Go to
www.analog.com and search for AD1896A datasheet. It's an asynchronous sample rate converter chip (so it can do not only "upsampling" but "downsampling" or "equisampling" as well) and on page 18 of its datasheet manufacturer explains how the rate conversion works.
In a nutshell, you have incoming signal at one sampling rate (say 44kHz) and want output signal at different rate (say 96kHz or even 44kHz again). It's easy to realize that in practice the ratio of two clocks will be an irrational number - because clocks are not exactly 96000Hz or 44100Hz and even if they were, they vary with time due to properties of crystal oscillators, noise, interference, changes in temperature etc . In other words you have jitter.
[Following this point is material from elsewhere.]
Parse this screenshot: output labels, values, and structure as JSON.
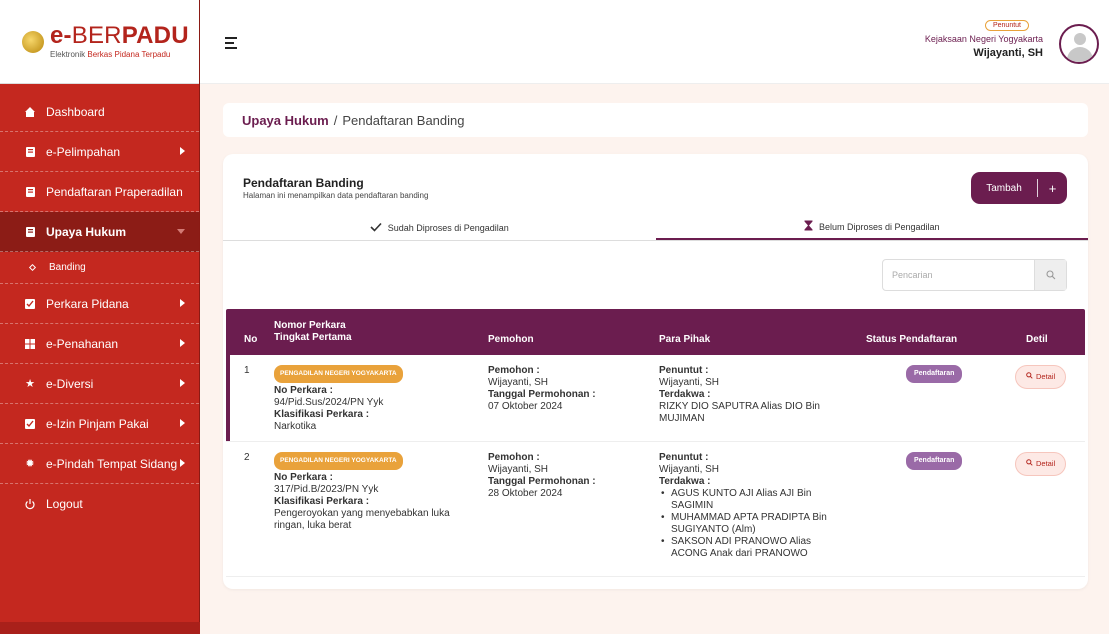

So you interpolate the input signal with very high sampling rate, say 2 to the power of 20 in case of AD1896A. Now you have signal that is identical to the original (save the rounding errors) but instead of having one sample every 1/44100 seconds, you have one sample every 1/2**20 seconds. These samples are queued into a FIFO (first in first out) buffer. Now you sample this signal with the output sample rate (96kHz), with the precision of less than 5 picoseconds, using digital servo loop. It turns out that higher the interpolation sampling rate (2*20) lower the error in the output signal.
In practice of course you're not going to sample with 2*20 because you don't have a DSP that operates in GHz range, and besides you don't need to. In the end all they use is a 64-tap FIR filter. This filter would need 2*26 coefficients, but even those are not all stored. Only a subset of coefficients is stored and the rest are interpolated from those.
As one of the side effects, the output signal will have greatly reduced jitter.